Starting to understand, maybe. x==23 and y==31 is a corner on a rectangular set of bins. That corner that is completely beyond the circle. The bin below, and the bin to the right, is at least partly within the circle?

There is some step size for the bins in both x and y. there is some radius for the circle. you want to determine the 23 and 31 value?

If that's correct, I'll suggest a brute force algorithm that tests bins in a loop, looking for one that satisfies the requirement.

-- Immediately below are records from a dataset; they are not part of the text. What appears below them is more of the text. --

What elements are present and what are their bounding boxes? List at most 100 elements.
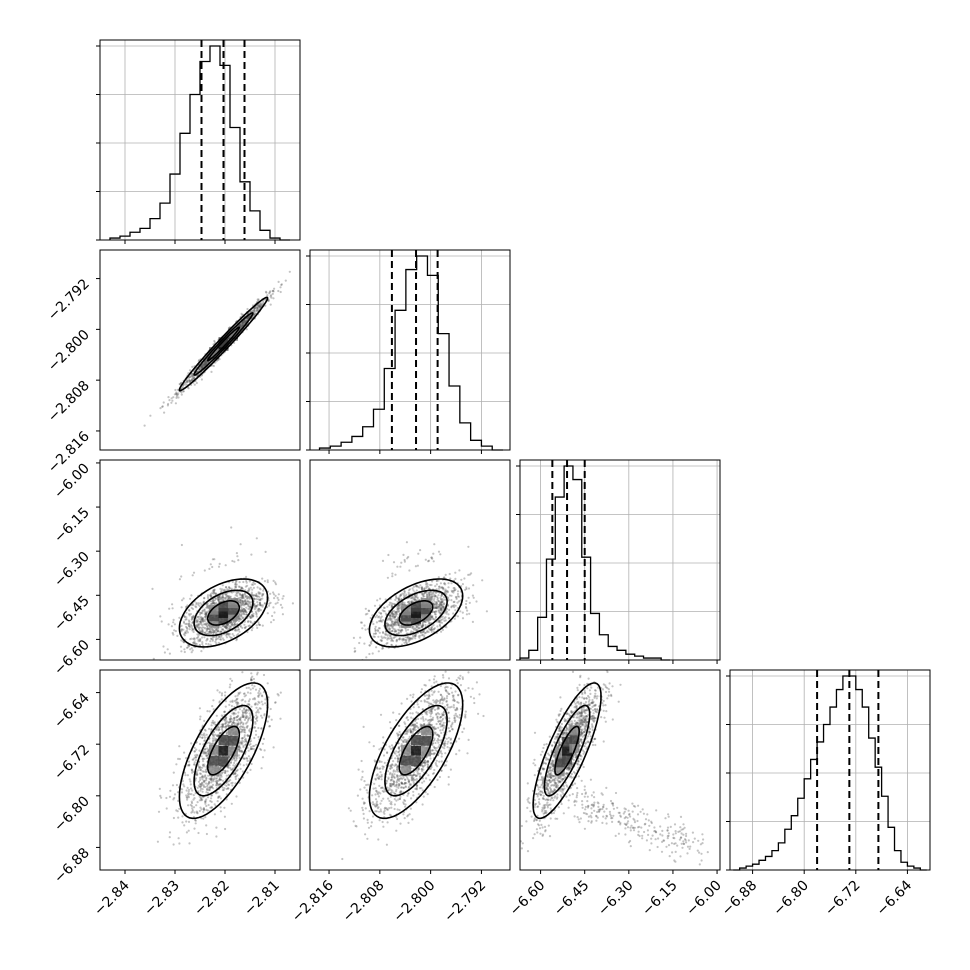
scatter-point — [241, 321, 244, 324]
scatter-point — [243, 708, 246, 711]
scatter-point — [421, 593, 424, 597]
scatter-point — [254, 310, 257, 313]
scatter-point — [398, 624, 401, 627]
scatter-point — [214, 638, 218, 641]
scatter-point — [386, 638, 389, 641]
scatter-point — [220, 634, 223, 637]
scatter-point — [270, 718, 273, 721]
scatter-point — [256, 595, 259, 598]
scatter-point — [242, 776, 245, 779]
scatter-point — [380, 612, 383, 615]
scatter-point — [397, 597, 400, 600]
scatter-point — [250, 583, 253, 586]
scatter-point — [439, 608, 442, 611]
scatter-point — [254, 733, 258, 736]
scatter-point — [197, 620, 200, 623]
scatter-point — [261, 594, 264, 598]
scatter-point — [252, 597, 255, 600]
scatter-point — [212, 636, 215, 639]
scatter-point — [249, 606, 252, 609]
scatter-point — [441, 600, 444, 604]
scatter-point — [191, 607, 195, 611]
scatter-point — [239, 592, 242, 595]
scatter-point — [204, 360, 207, 363]
density-cell — [209, 617, 220, 628]
scatter-point — [269, 295, 272, 298]
scatter-point — [249, 742, 252, 746]
scatter-point — [238, 596, 241, 599]
scatter-point — [440, 609, 443, 612]
scatter-point — [160, 620, 163, 623]
scatter-point — [215, 627, 218, 631]
scatter-point — [250, 678, 253, 681]
scatter-point — [401, 602, 404, 605]
scatter-point — [461, 617, 465, 620]
scatter-point — [193, 643, 196, 646]
scatter-point — [434, 606, 437, 610]
scatter-point — [229, 700, 232, 703]
scatter-point — [398, 598, 401, 601]
scatter-point — [242, 607, 245, 611]
scatter-point — [243, 610, 246, 614]
scatter-point — [198, 628, 201, 631]
scatter-point — [434, 613, 437, 616]
scatter-point — [194, 756, 198, 759]
scatter-point — [206, 594, 210, 597]
scatter-point — [202, 631, 205, 634]
scatter-point — [238, 781, 241, 785]
scatter-point — [185, 629, 189, 632]
scatter-point — [218, 596, 221, 599]
scatter-point — [243, 626, 247, 629]
scatter-point — [250, 553, 253, 556]
scatter-point — [430, 616, 433, 619]
scatter-point — [433, 606, 436, 610]
scatter-point — [408, 637, 411, 640]
scatter-point — [397, 631, 400, 634]
scatter-point — [185, 605, 188, 608]
scatter-point — [435, 607, 438, 610]
scatter-point — [189, 626, 192, 629]
scatter-point — [422, 593, 425, 596]
scatter-point — [187, 790, 190, 793]
scatter-point — [239, 763, 242, 766]
scatter-point — [193, 638, 196, 641]
scatter-point — [405, 629, 408, 632]
scatter-point — [274, 581, 277, 584]
scatter-point — [190, 787, 193, 790]
scatter-point — [453, 617, 456, 620]
scatter-point — [250, 601, 253, 604]
scatter-point — [183, 785, 186, 788]
scatter-point — [241, 594, 244, 597]
scatter-point — [267, 299, 270, 303]
scatter-point — [258, 304, 261, 307]
scatter-point — [375, 646, 378, 649]
scatter-point — [224, 593, 227, 596]
scatter-point — [430, 626, 433, 630]
scatter-point — [249, 739, 253, 743]
scatter-point — [182, 620, 186, 623]
scatter-point — [197, 602, 200, 605]
scatter-point — [199, 612, 202, 615]
scatter-point — [257, 694, 260, 698]
scatter-point — [204, 361, 207, 364]
scatter-point — [241, 737, 244, 740]
scatter-point — [420, 625, 424, 628]
scatter-point — [201, 758, 204, 761]
scatter-point — [251, 684, 254, 687]
scatter-point — [195, 381, 198, 385]
scatter-point — [240, 612, 243, 615]
scatter-point — [171, 399, 174, 402]
scatter-point — [248, 712, 251, 715]
scatter-point — [199, 621, 203, 624]
scatter-point — [252, 614, 255, 618]
scatter-point — [209, 593, 212, 597]
scatter-point — [176, 388, 179, 391]
scatter-point — [198, 617, 201, 621]
scatter-point — [216, 630, 220, 633]
scatter-point — [234, 623, 238, 627]
axis-frame — [309, 249, 511, 451]
scatter-point — [227, 721, 231, 724]
scatter-point — [206, 627, 209, 631]
scatter-point — [240, 322, 243, 325]
scatter-point — [234, 777, 237, 781]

@Craige_Hales Yes, I want to determine the 23 and 31 value. Can you share an example code? Fairley new to this

brute force, just test every bin. You'll want to adjust something, but this is the idea.

New Window( "test",
	gb = Graph Box(
		Frame Size( 800, 800 ),
		radius = 43;
		xstep = 5;// bin stride across
		xsize = 3;// bin width
		ystep = 4;// bin stride down
		ysize = 2;// bin height
		xmin = 0;
		xmax = 100;
		xcenter = Mean( xmin, xmax );
		ymin = 0;
		ymax = 100;
		ycenter = Mean( ymin, ymax );
		// the bins are identified by their upper left corner
		isOutside = Function( {x, y}, // is this point out of the circle?
			Sqrt( (x - xcenter) ^ 2 + (y - ycenter) ^ 2 ) > radius
		);
		isAllOutside = Function( {x, y}, // are all 4 points of this bin out of the circle?
			isOutside( x, y ) & isOutside( x + xsize, y ) & isOutside( x, y + ysize ) & isOutside( x + xsize, y + ysize )
		);
		Circle( {xcenter, ycenter}, radius );
		For( x = xcenter - xsize / 2 - xstep * Ceiling( radius / xstep ), x <= xcenter + xsize / 2 + xstep * Ceiling( radius / xstep ), x += xstep,
			For( y = ycenter - ysize / 2 - ystep * Ceiling( radius / ystep ), y <= ycenter + ysize / 2 + ystep * Ceiling( radius / ystep ),
				y += ystep, 
				// is this bin outside, and the right,below siblings not outside?
				If( isAllOutside( x, y ) & !isAllOutside( x + xstep, y ) & !isAllOutside( x, y + ystep ),
					Rect( x, y, x + xsize, y + ysize, fill = 1 ),
					Rect( x, y, x + xsize, y + ysize, fill = 0 )
				)
			)
		);

	)
);
gb << setyaxis( {Min( 100 ), Max( 0 )} );

The for-loops look complicated just to center the bins on the circle. I don't know what the real rule is.

I'm a bit unclear on the rule that will make exactly one selection.